Zwei Jahre Coronapandemie, Pflegepersonalmangel und veränderte ambulante Strukturen hinterlassen deutliche Spuren auch im Rettungsdienst. In der jüngsten Vergangenheit kommt es leider immer häufiger vor, dass sich einzelne Abteilungen der Krankenhäuser von der Versorgung abmelden. Die Gründe sind mannigfaltig. Entweder ist nicht ausreichend Personal für weitere Patientenaufnahmen vorhanden, da dieses selbst erkrankt, die Stellen vakant sind oder die vorgehaltenen Betten sind schlicht belegt. Findet eine Abmeldung einer Abteilung statt, kann der Rettungsdienst die Patienten grundsätzlich nicht in dieses Krankenhaus einliefern, sondern muss ein Entfernteres ansteuern. „Sorge macht mir dabei, dass die Rettungsmittel aufgrund der längeren Einsatzdauer in dieser Zeit für die Patienten im Kreis nicht zur Verfügung stehen“, erläutert Mike Matuschewski. "Im Notfall sind die Krankenhäuser jedoch zur Behandlung verpflichtet", stellt Marcell Brenner klar und betont, dass die Bürger keine Sorge bezüglich ihrer Versorgung haben müssen. Dennoch bedeutet diese, sich in den letzten Monaten verschärfende Situation, eine starke Belastung für die Mitarbeitenden im Rettungsdienst. "Wir sind diejenigen, die vor Ort zwischen den Bedürfnissen der Patienten und der angespannten Situation in den Kliniken den Einklang herstellen müssen" beschreibt der Rettungsdienstleiter die häufig auch nicht konfliktfreie Situation der Rettungsteams im Einsatz. Außerdem ist aufgrund der reduzierten Öffnungszeiten der Bereitschaftsdienstzentrale, deren schlechter telefonischer Erreichbarkeit und der nicht vorhandenen Abstimmung zwischen den Versorgern, eine weitere Belastung gegeben.

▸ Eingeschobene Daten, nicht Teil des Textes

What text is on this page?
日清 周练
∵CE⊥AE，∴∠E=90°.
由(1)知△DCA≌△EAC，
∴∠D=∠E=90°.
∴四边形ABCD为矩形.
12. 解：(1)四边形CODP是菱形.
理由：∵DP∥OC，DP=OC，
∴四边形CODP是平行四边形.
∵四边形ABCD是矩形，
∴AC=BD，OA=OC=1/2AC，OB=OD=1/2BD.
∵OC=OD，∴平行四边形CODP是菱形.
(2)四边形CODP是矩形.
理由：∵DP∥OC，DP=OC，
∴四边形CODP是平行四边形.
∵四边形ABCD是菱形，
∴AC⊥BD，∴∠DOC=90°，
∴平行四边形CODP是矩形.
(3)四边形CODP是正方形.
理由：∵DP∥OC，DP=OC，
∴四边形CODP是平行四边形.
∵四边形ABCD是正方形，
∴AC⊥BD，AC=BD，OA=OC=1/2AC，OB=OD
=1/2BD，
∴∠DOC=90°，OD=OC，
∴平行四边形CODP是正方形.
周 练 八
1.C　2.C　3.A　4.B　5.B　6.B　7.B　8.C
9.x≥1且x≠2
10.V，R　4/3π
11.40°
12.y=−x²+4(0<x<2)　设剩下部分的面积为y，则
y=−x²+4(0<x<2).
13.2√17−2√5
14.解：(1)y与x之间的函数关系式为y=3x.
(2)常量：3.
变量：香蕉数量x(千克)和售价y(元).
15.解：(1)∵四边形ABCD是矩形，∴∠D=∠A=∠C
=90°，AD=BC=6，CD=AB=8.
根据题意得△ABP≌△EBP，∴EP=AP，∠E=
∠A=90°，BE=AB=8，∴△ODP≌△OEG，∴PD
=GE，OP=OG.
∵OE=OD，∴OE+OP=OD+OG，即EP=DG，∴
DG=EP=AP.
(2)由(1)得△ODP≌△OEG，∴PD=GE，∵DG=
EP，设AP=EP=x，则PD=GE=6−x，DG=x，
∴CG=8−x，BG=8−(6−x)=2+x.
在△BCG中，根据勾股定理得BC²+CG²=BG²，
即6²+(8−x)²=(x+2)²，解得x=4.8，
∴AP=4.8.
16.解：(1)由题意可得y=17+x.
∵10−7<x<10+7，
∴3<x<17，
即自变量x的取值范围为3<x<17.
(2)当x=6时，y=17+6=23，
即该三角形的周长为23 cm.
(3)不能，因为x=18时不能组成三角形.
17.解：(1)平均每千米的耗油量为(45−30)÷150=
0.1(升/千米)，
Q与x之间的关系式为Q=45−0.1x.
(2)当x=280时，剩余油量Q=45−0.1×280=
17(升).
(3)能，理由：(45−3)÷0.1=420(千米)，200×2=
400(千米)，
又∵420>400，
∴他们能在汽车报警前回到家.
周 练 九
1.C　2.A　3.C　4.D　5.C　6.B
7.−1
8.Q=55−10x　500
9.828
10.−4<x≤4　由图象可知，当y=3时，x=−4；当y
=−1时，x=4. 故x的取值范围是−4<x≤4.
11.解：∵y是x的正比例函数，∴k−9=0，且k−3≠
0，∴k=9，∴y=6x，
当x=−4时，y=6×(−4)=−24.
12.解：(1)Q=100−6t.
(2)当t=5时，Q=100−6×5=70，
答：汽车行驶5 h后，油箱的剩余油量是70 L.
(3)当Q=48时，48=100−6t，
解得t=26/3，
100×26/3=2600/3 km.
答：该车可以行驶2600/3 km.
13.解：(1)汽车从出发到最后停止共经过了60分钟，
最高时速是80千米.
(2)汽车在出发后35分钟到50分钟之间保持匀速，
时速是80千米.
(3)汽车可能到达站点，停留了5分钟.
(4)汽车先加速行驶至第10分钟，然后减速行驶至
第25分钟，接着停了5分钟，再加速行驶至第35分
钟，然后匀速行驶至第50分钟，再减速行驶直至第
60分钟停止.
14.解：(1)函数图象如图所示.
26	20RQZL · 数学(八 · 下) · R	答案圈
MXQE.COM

"Die Menschen rufen in vielen Fällen die 112, weil sie in der Hotline der Bereitschaftsdienstzentrale nicht weiterkommen", so die Feststellung des DRK Rettungsdienstes. „Durch dieses Ausweichverhalten werden jedoch Rettungswagenkapazitäten gebunden, wie sie für einen Flächenlandkreis eher vermieden werden sollten", erläutert Matuschewski die prekäre Situation. Er wünscht sich eine engere Abstimmung mit dem ambulanten Sektor, wie sie vor einigen Jahren Usus war. Sabine Bätzing-Lichtenthäler, die die Schilderungen aufmerksam verfolgt hatte, sagte zu, einen Austausch mit allen Beteiligten von Krankenhaus über Rettungsdienst bis zum hausärztlichen Notdienst der Kassenärztlichen Vereinigung zu organisieren. "Dabei geht es mir nicht darum, jemandem den schwarzen Peter zuzuschieben", erläuterte die Abgeordnete das Ziel des Austauschs und verwies darauf, dass es das gemeinsame Ziel aller Beteiligten sein muss, die Versorgung der Bevölkerung abzusichern und dabei auch deren Belangen gerecht zu werden. Sie dankte ausdrücklich den Mitarbeitenden des Rettungsdienstes für ihre wichtige Arbeit in deren Fokus stets die Hilfe für den Menschen steht. "Daher haben auch wir gemeinsam dafür zu sorgen, dass die Menschen, die tagtäglich im Rettungsdienst 24/7 im Einsatz sind, nicht noch eine zusätzliche Dauerbelastung erfahren", so Sabine Bätzing-Lichtenthäler, die zum Abschluss ihres Besuches den Mitarbeitenden des Rettungsdienstes Respekt, Dank und Anerkennung zollte.